Obra de Milton Avery 'Beach Blankets', de 1960  Foto: Wichita Art Museum

A funerária tinha uma estrutura magnífica de acolher os familiares e concentrar o caixão no meio da sala. Ao redor, as cadeiras, poucas, para pegarem todo o ângulo do corpo e, assim, eu conseguiria enxergar o público presente. Ali, estavam Paulinho amparando Clarissa, Arnaldo acendendo as luzes de fundo e Pedro com a calça rasgada, padre Inácio havia acabado de chegar, batina branca e elegante, cabelo penteado para trás e bigode bem cortado.
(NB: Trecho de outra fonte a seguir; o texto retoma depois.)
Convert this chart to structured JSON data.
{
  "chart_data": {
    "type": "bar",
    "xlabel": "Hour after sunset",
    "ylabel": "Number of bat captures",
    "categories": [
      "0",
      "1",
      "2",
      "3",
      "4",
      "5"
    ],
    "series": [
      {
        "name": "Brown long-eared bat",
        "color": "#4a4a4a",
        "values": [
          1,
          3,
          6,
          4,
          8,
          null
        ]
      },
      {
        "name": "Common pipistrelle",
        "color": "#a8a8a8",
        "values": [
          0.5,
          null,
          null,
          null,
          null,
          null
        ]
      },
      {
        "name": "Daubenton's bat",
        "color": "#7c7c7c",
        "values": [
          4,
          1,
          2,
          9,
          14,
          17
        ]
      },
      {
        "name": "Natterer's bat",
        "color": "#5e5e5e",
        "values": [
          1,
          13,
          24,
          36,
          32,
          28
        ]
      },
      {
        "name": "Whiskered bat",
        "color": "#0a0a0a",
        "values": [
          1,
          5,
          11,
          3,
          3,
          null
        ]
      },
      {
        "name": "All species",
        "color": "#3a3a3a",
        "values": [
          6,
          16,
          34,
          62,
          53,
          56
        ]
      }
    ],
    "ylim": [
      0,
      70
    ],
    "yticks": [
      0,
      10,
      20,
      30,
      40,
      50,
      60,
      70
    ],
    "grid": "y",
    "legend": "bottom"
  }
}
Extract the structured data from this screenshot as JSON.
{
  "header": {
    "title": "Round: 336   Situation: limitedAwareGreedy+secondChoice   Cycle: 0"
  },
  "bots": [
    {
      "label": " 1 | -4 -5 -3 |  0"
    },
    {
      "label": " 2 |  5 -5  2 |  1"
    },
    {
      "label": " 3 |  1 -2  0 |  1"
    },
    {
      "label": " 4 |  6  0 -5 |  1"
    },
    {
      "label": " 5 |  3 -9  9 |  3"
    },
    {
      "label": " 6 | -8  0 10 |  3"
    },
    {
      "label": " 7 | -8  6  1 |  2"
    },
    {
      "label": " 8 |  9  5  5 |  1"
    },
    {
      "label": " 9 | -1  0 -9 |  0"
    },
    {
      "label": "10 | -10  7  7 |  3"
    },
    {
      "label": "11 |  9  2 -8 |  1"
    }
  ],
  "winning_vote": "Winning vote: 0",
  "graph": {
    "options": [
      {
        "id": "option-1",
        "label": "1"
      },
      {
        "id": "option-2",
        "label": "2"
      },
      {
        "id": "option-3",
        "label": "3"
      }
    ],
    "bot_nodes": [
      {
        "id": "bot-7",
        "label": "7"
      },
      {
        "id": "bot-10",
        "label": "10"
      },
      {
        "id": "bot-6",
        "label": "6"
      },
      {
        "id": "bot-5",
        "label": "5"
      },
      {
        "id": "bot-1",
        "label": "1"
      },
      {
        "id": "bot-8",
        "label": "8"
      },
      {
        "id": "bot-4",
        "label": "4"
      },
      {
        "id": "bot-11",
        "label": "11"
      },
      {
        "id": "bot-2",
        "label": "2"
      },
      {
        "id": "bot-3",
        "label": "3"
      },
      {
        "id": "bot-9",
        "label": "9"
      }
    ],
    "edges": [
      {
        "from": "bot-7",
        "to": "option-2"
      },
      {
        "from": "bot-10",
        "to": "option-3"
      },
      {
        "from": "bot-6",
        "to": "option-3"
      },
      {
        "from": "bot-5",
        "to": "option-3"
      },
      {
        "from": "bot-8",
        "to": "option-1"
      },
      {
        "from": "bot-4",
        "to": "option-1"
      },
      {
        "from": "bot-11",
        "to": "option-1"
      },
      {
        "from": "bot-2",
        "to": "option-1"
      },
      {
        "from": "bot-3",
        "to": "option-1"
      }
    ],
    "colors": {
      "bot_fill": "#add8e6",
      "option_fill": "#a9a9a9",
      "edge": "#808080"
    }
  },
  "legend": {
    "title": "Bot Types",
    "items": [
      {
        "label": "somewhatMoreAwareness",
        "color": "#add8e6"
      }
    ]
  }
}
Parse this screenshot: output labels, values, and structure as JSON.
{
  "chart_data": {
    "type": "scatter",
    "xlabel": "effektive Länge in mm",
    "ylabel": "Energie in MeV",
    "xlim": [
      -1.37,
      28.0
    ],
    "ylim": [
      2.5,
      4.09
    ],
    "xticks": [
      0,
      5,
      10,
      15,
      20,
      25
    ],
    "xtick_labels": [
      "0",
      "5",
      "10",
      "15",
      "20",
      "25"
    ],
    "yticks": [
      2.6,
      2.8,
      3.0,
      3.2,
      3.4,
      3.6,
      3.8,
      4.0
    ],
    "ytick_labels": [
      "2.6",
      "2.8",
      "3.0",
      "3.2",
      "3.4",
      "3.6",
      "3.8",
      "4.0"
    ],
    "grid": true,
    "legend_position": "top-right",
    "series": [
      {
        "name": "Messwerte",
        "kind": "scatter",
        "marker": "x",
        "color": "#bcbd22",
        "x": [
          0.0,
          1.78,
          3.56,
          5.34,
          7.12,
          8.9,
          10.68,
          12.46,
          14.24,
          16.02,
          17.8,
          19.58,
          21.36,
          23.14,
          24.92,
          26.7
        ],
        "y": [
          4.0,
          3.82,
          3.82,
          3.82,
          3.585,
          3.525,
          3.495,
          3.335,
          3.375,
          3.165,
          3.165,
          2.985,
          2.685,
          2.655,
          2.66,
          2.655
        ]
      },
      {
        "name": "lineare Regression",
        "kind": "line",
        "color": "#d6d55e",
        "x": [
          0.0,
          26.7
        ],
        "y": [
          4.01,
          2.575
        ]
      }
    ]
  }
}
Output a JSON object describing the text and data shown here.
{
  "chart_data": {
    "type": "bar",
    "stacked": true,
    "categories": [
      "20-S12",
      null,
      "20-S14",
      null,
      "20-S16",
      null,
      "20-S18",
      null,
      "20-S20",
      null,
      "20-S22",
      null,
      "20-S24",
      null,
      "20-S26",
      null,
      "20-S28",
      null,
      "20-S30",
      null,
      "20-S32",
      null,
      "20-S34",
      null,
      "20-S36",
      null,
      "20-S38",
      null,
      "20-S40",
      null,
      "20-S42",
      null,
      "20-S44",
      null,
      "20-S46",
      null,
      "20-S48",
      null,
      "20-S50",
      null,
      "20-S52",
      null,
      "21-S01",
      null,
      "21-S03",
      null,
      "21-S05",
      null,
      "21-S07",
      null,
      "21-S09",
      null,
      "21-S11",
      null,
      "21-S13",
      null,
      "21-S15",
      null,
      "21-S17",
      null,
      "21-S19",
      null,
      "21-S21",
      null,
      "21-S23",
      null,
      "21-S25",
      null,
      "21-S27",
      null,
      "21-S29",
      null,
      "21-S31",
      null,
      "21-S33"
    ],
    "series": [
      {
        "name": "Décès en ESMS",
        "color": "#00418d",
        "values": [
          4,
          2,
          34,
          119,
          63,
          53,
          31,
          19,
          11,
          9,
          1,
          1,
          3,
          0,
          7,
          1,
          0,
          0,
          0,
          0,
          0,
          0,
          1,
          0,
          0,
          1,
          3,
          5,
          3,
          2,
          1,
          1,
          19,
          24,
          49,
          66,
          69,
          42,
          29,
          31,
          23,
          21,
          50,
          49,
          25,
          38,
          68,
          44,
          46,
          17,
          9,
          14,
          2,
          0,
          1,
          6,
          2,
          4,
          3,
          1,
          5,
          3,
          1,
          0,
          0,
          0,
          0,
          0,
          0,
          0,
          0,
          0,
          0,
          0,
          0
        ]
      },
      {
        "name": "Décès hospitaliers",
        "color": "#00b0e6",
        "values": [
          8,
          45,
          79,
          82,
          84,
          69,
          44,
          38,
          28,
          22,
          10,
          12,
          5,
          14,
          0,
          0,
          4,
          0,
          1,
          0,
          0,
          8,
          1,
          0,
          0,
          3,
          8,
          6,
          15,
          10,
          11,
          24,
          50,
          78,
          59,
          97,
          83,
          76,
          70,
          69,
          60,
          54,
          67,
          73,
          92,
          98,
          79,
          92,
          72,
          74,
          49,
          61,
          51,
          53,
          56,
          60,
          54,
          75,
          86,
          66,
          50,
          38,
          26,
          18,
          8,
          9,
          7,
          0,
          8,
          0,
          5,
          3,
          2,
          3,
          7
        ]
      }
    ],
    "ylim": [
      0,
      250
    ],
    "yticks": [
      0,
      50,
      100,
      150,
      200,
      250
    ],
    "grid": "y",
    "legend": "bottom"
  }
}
Eu estava satisfeito com meu velório, quando, inesperadamente, fui surpreendido por fumaça dentro do caixão, ficou tudo enturvado, me senti nervoso, assombrado, mesmo na morte um sonâmbulo, trevoso, não via rótula de luz, nada, nem luneta ou fresta natural, o vapor se alastrava dentro do caixote transparente. Todos haviam desaparecido ou faziam silêncio, o caixão esfumaçado impedia de saber da situação do lado de fora, o medo me fez chacoalhar, arranhar a tampa, socar as laterais, estava fatigado, desesperado, mordi a ponta da língua para acordar.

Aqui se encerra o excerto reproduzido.